Between 1944 and 1946, Li helped organize large-scale student movements in Chengdu, which led to persecution by the Kuomintang authorities and secret police. Under pressure from the provincial authorities, he was eventually forced to leave Sichuan in 1946 and moved to Nanjing to work at the national headquarters of the China Democratic League, serving as deputy director of the Youth Work Committee. In 1947 the Kuomintang government declared the League an illegal organization, prompting Li to relocate to Hong Kong. In January 1948, when the League reorganized its headquarters in Hong Kong, Li served as deputy director of the organizational committee. Toward the end of 1948 he secretly returned to Wuhan, where he exposed what he described as the Kuomintang’s “false peace negotiations” and organized League members to prepare for the city’s political transition.

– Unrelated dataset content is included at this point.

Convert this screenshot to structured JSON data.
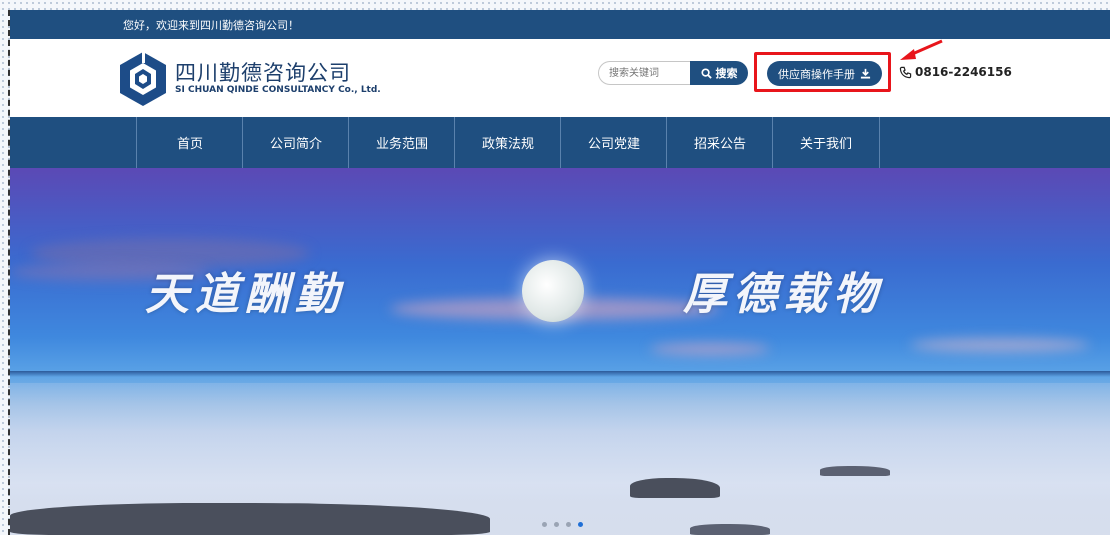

In January 1949, with arrangements made by the Chinese Communist Party, Li went to Beiping to assist in preparing the headquarters of the China Democratic League. Later that year he attended the first plenary session of the Chinese People's Political Consultative Conference. In November he was elected a member of the central committee of the China Democratic League and deputy director of its organizational committee.

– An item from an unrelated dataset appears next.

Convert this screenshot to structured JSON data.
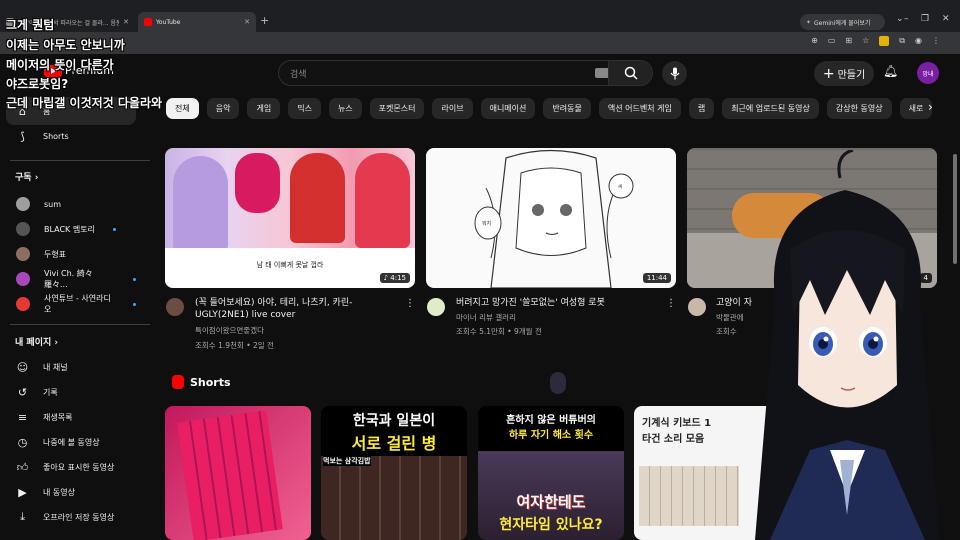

After the founding of the People's Republic of China in 1949, Li served in several prominent positions in forestry administration and academic institutions. He became vice minister of the Ministry of Forestry and Land Reclamation, president of the Beijing Forestry College (now Beijing Forestry University), vice president of the Chinese Academy of Forestry, and president of the Chinese Society of Forestry. Li died in Beijing on 20 October 1963.